Homemade Italian Dressing

Mustard-Free

 

Ingredients

  • 1 tablespoon freshly squeezed lemon juice

  • ¼ cup apple cider vinegar

  • ⅔ cup olive oil

  • 1 tablespoon garlic powder

  • 1 tablespoon onion powder

  • 1 tablespoon dried oregano

  • 2 teaspoons dried basil

  • 1 teaspoon dried thyme

  • 1 tablespoon dried parsley

  • 2 teaspoons of sea salt

  • 1 teaspoon ground black pepper

  • Water, as preferred

Directions

  1. In a bowl, whisk together the lemon juice, apple cider vinegar, and olive oil until well combined.

  2. Add the rest of the ingredients to the bowl. Mix thoroughly to ensure the herbs and spices are evenly distributed.

  3. Taste the dressing and adjust the seasonings to your preference. If you prefer a tangier flavor, add more vinegar; for more depth, add more herbs.

  4. Once the dressing is well balanced, transfer it to a glass jar or bottle with a tight-fitting lid and fill the remaining space with water.

  5. Shake the jar vigorously before each use to ensure the ingredients are well incorporated.

 
Homemade Italian Dressing - amanda macgregor - food allergy recipes

Italian Pasta Salad Recipe

(using our Homemade Italian Dressing)

 

Ingredients

  • 1 package cooked gluten-free pasta (such as penne or fusilli)
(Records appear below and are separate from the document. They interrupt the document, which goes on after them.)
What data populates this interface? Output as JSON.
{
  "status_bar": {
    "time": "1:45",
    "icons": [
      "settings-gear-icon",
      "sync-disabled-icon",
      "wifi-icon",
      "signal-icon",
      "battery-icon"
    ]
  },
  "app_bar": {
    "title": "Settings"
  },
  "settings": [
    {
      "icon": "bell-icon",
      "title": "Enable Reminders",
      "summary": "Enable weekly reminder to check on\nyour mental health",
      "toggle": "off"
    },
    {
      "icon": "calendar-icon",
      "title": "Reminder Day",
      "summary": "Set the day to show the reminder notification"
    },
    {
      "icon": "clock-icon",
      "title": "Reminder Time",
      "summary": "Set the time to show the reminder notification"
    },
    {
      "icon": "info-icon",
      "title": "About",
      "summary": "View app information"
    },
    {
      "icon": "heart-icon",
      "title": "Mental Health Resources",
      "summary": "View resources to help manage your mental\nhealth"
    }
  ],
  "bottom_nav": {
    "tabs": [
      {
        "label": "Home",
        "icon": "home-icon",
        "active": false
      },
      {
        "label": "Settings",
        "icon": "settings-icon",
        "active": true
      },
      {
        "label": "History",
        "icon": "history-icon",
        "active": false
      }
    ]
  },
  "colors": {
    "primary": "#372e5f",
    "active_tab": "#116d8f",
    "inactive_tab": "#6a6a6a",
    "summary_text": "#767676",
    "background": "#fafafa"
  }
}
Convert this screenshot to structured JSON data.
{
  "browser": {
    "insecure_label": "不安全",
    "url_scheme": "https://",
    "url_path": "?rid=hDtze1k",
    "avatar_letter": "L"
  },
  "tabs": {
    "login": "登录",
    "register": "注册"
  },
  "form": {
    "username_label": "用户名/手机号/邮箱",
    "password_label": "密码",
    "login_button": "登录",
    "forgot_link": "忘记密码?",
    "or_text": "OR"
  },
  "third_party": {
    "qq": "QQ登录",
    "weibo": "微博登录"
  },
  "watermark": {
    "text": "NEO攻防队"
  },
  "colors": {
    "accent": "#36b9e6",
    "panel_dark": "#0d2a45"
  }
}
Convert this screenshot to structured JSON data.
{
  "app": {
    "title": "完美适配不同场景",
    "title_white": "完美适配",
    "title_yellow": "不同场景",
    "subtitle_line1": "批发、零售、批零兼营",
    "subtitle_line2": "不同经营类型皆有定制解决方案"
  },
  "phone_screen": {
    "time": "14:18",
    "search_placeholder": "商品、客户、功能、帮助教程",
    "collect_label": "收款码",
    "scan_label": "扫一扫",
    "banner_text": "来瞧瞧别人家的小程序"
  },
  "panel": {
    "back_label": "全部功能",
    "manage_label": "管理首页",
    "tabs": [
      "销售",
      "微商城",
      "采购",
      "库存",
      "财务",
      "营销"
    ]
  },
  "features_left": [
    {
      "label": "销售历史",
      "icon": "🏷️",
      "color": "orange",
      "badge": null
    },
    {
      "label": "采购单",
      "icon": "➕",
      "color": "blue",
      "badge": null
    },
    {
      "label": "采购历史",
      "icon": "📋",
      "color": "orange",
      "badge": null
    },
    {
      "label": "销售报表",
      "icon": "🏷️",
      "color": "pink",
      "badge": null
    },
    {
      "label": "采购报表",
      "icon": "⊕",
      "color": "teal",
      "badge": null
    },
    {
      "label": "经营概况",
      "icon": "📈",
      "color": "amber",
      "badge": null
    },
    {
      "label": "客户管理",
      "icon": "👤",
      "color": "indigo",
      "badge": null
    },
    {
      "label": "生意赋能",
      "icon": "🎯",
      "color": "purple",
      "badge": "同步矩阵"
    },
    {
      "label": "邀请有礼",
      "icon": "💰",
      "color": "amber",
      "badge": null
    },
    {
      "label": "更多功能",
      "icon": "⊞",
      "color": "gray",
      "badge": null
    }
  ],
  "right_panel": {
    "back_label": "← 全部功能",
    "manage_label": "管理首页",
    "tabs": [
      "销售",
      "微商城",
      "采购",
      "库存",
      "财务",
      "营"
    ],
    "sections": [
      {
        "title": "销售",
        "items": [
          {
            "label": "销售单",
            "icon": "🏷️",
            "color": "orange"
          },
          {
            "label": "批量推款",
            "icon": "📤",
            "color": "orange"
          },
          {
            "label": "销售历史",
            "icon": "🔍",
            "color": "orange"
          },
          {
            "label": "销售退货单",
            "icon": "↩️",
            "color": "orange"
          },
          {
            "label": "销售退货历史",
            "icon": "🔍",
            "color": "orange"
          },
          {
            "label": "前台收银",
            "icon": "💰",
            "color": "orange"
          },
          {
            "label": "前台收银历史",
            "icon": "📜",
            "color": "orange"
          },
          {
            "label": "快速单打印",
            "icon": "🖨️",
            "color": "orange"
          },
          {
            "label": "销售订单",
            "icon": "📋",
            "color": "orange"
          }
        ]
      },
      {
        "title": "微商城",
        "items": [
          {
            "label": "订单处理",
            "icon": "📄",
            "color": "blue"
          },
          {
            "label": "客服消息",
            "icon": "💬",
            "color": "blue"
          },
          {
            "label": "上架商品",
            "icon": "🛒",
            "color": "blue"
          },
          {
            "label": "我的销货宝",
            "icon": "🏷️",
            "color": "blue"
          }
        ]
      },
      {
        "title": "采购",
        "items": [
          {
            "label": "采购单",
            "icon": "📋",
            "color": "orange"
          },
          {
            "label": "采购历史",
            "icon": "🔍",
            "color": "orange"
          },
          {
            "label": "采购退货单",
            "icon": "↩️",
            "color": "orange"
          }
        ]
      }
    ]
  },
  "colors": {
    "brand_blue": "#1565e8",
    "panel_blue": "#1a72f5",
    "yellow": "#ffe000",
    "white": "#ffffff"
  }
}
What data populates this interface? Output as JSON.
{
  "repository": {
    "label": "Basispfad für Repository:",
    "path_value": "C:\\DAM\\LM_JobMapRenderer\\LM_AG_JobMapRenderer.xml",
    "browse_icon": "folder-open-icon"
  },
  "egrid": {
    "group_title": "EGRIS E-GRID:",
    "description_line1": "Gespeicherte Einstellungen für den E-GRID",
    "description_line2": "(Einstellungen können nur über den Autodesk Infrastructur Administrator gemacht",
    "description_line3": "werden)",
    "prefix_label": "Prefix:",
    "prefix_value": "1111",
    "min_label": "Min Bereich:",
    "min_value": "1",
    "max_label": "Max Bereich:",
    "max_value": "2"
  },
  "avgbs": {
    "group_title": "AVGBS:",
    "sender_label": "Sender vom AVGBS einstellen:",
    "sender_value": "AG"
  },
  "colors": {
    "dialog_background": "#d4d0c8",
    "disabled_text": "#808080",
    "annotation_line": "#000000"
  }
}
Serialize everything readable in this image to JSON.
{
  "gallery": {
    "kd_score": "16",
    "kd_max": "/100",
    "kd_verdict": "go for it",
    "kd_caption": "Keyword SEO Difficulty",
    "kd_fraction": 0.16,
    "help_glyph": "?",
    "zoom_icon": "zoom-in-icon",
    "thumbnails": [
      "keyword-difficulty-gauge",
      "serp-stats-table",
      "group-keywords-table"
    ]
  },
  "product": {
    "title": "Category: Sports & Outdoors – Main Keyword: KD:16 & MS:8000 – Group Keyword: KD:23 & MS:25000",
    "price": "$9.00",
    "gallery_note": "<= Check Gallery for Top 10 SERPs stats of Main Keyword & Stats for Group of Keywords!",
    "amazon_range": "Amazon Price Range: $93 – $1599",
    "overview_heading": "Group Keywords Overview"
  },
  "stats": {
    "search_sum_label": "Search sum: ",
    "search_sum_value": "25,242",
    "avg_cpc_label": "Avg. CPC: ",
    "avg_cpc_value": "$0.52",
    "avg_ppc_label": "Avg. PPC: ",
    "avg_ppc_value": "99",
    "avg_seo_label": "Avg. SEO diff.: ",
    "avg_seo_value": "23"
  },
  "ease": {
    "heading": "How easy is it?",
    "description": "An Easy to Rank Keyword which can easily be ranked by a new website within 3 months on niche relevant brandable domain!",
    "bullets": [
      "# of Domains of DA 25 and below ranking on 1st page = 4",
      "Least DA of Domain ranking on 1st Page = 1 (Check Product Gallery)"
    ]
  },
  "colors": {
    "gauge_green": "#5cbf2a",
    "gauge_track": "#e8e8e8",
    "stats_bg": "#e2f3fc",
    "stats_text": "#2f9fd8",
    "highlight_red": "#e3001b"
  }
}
  • 1 head broccoli, cut into small florets

  • 1 small onion, finely chopped

  • 1 (6.5 oz) can Pearls Sliced Black Ripe Olives

  • ½ cup matchbox carrots, roughly chopped into finely diced pieces

  • ½ cup shredded cabbage, roughly chopped into finely diced pieces

  • Homemade Italian Dressing (as needed)

  • Salt and freshly ground black pepper to taste

Homemade Italian Dressing - amanda macgregor - food allergy recipes

Directions

  1. Preheat the oven to 415°F. Line a baking sheet with parchment paper and add the broccoli and onions. Toss in olive oil and sea salt. Bake in the oven for 25-30 minutes or until the broccoli reaches your desired cook.

  2. In a large mixing bowl, combine the cooked gluten-free pasta, broccoli, onion, black olives, carrots, and cabbage.

  3. Drizzle a generous amount of the Homemade Italian Dressing over the pasta salad, starting with about half and adding more to taste.

  4. Gently toss the salad to ensure all ingredients are coated with the dressing.

  5. Season the pasta salad with a pinch of salt and freshly ground black pepper, adjusting the seasonings to your liking.

  6. Allow the flavors to meld by allowing the pasta salad to sit for at least 30 minutes before serving.

  7. Serve the Italian Pasta Salad as a refreshing side dish or a light lunch, and enjoy the burst of flavors that the homemade Italian dressing brings to every bite.